Google has “made significant investments in natural language processing and artificial intelligence to deliver a powerful voice shopping experience,” Marc Lore, Wal-Mart’s head of e-commerce.
Amazon effectively invented voice shopping, which allows users to easily order goods, like toilet paper and diapers, thanks to Amazon’s vast data set on customers’ past purchases. A significant portion of online shopping is made up of consumers reordering the same staples. That is well-adapted to voice ordering because a device can recall the preferred brand, size and type, without requiring shoppers to scan through different product listings.
“When I buy a product that I don’t care about, it is actually a pain for me to go to a website and find an item and check out,” said Forrester analyst Brendan Witcher, a former retail executive. “If I can simply say, send me dishwashing soap…and you send it, that’s much easier on me as a consumer.”
To make voice shopping easier, Wal-Mart said it will allow users to link their Wal-Mart accounts to Google Express, so a Wal-Mart shopper who asks the Google Home for more toothpaste will get the same brand she bought last time.
The Wal-Mart-Google partnership comes as Amazon continues to expand its share of online purchases. In July, Amazon claimed nearly 45 cents out of every dollar spent online, according to receipt tracker Slice Intelligence, up from about 43 cents at the start of the year. Wal-Mart, in comparison, claimed nearly 2 cents of each dollar, holding steady.
Google launched Google Express in 2013 and steadily expanded the service to reach the full contiguous U.S. by late last year. Google enlists third-party firms to fulfill orders from a variety of retailers, including Target Corp., Costco Wholesale Corp., Walgreens Boots Alliance Inc., and Whole Foods Market Inc., which Amazon agreed to buy in June for $13.7 billion. Google Express earns money on commissions from those merchants. Wal-Mart said it would fulfill its Google Express orders itself, a new, likely cheaper model for Google.
Google said on Wednesday that it is also dropping the $95 annual fee for free shipping on orders that reach a given store’s minimum cart size, similar to a move Wal-Mart made in January. Google Express’ Mr. Elliott said the company decided to offer free shipping on such orders, with a typical minimum of $25 or $35, to make buying easier, particularly when ordering goods via voice interactions.
Wal-Mart will leverage Google’s virtual assistant and Echo competitor, the Google Home, to make its goods available at the sound of a consumer’s voice. Google, meanwhile, hopes access to Wal-Mart’s inventory will help boost engagement and sales of its assistant and speakers. The partnership will enhance the selection and overall cachet of Google Express, which competes with delivery services such as Instacart Inc. and Uber Technologies Inc.
Amazon introduced the Echo in 2014, a first-of-its-kind voice-controlled smart speaker, and sales quickly took off. Google debuted its Home speaker late last year, and now has about 26% of the market as of June 30, according to Consumer Intelligence Research Partners LLC. The Echo has the rest. Apple Inc. plans to start selling its smart speaker in December.
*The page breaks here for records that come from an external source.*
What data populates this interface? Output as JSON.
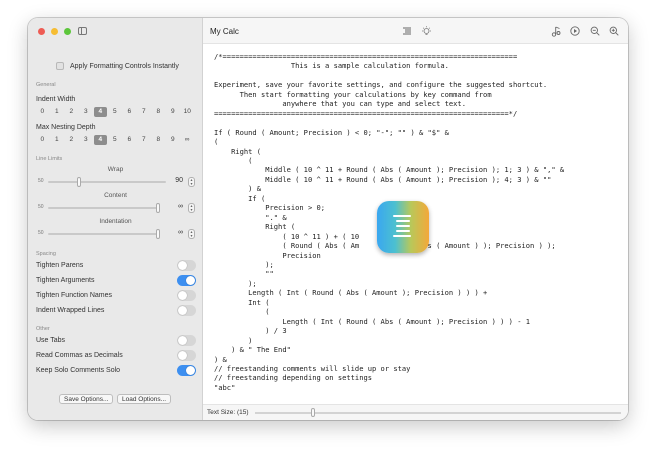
{
  "sidebar": {
    "apply_controls_label": "Apply Formatting Controls Instantly",
    "sections": {
      "general": "General",
      "line_limits": "Line Limits",
      "spacing": "Spacing",
      "other": "Other"
    },
    "indent_width": {
      "label": "Indent Width",
      "options": [
        "0",
        "1",
        "2",
        "3",
        "4",
        "5",
        "6",
        "7",
        "8",
        "9",
        "10"
      ],
      "selected": "4"
    },
    "max_nesting": {
      "label": "Max Nesting Depth",
      "options": [
        "0",
        "1",
        "2",
        "3",
        "4",
        "5",
        "6",
        "7",
        "8",
        "9",
        "∞"
      ],
      "selected": "4"
    },
    "wrap": {
      "label": "Wrap",
      "min": "50",
      "value": "90"
    },
    "content": {
      "label": "Content",
      "min": "50",
      "value": "∞"
    },
    "indentation": {
      "label": "Indentation",
      "min": "50",
      "value": "∞"
    },
    "spacing_toggles": [
      {
        "label": "Tighten Parens",
        "on": false
      },
      {
        "label": "Tighten Arguments",
        "on": true
      },
      {
        "label": "Tighten Function Names",
        "on": false
      },
      {
        "label": "Indent Wrapped Lines",
        "on": false
      }
    ],
    "other_toggles": [
      {
        "label": "Use Tabs",
        "on": false
      },
      {
        "label": "Read Commas as Decimals",
        "on": false
      },
      {
        "label": "Keep Solo Comments Solo",
        "on": true
      }
    ],
    "save_label": "Save Options...",
    "load_label": "Load Options..."
  },
  "main": {
    "title": "My Calc",
    "icons": [
      "format-lines-icon",
      "lightbulb-icon",
      "music-note-icon",
      "play-icon",
      "zoom-out-icon",
      "zoom-in-icon"
    ],
    "code": "/*=====================================================================\n                  This is a sample calculation formula.\n\nExperiment, save your favorite settings, and configure the suggested shortcut.\n      Then start formatting your calculations by key command from\n                anywhere that you can type and select text.\n=====================================================================*/\n\nIf ( Round ( Amount; Precision ) < 0; \"-\"; \"\" ) & \"$\" &\n(\n    Right (\n        (\n            Middle ( 10 ^ 11 + Round ( Abs ( Amount ); Precision ); 1; 3 ) & \",\" &\n            Middle ( 10 ^ 11 + Round ( Abs ( Amount ); Precision ); 4; 3 ) & \"\"\n        ) &\n        If (\n            Precision > 0;\n            \".\" &\n            Right (\n                ( 10 ^ 11 ) + ( 10              *\n                ( Round ( Abs ( Am              Abs ( Amount ) ); Precision ) );\n                Precision\n            );\n            \"\"\n        );\n        Length ( Int ( Round ( Abs ( Amount ); Precision ) ) ) +\n        Int (\n            (\n                Length ( Int ( Round ( Abs ( Amount ); Precision ) ) ) - 1\n            ) / 3\n        )\n    ) & \" The End\"\n) &\n// freestanding comments will slide up or stay\n// freestanding depending on settings\n\"abc\"",
    "text_size_label": "Text Size: (15)"
  },
  "colors": {
    "accent": "#3d8ff0",
    "sidebar_bg": "#e9e9e9"
  }
}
More than half of Echo users have bought something on their device, and about 30% of those customers buy something at least once a week, according to Consumer Intelligence Research Partners’ survey of 300 device users. Google Home owners do so at a much lower rate, the survey says.
In recent weeks, Jonathan Khoo, 40 years old, has ordered frequently from his Echo, including Mr. Clean Magic Erasers, Balance Bars, Krazy Glue and BIC lighters. Most of those are inexpensive items that a shopper would usually need to bundle with other purchases to reach a delivery threshold. But they ship as single items via voice, a perk Mr. Khoo, a software developer, says has convinced him to order more from his Echo.
The battle between Wal-Mart and Amazon has recently taken on new intensity, most notably with Amazon’s planned acquisition of Whole Foods, which heightens their competition in groceries. Wal-Mart this week said it is expanding grocery-delivery tests with Uber, and is testing some deliveries by store workers. Google and Wal-Mart hope to enable users to order fresh groceries via voice for in-store pickup next year.
Wal-Mart is competing more aggressively online since its $3.3 billion purchase of shopping site Jet.com last year, headed by Mr. Lore, who then took over Wal-Mart’s e-commerce business. Mr. Lore was formerly at Amazon after the online giant bought his e-commerce site in 2010. Amazon recently shut down the unit, Quidsi, citing its unprofitability.
— Khadeeja Safdar contributed to this article.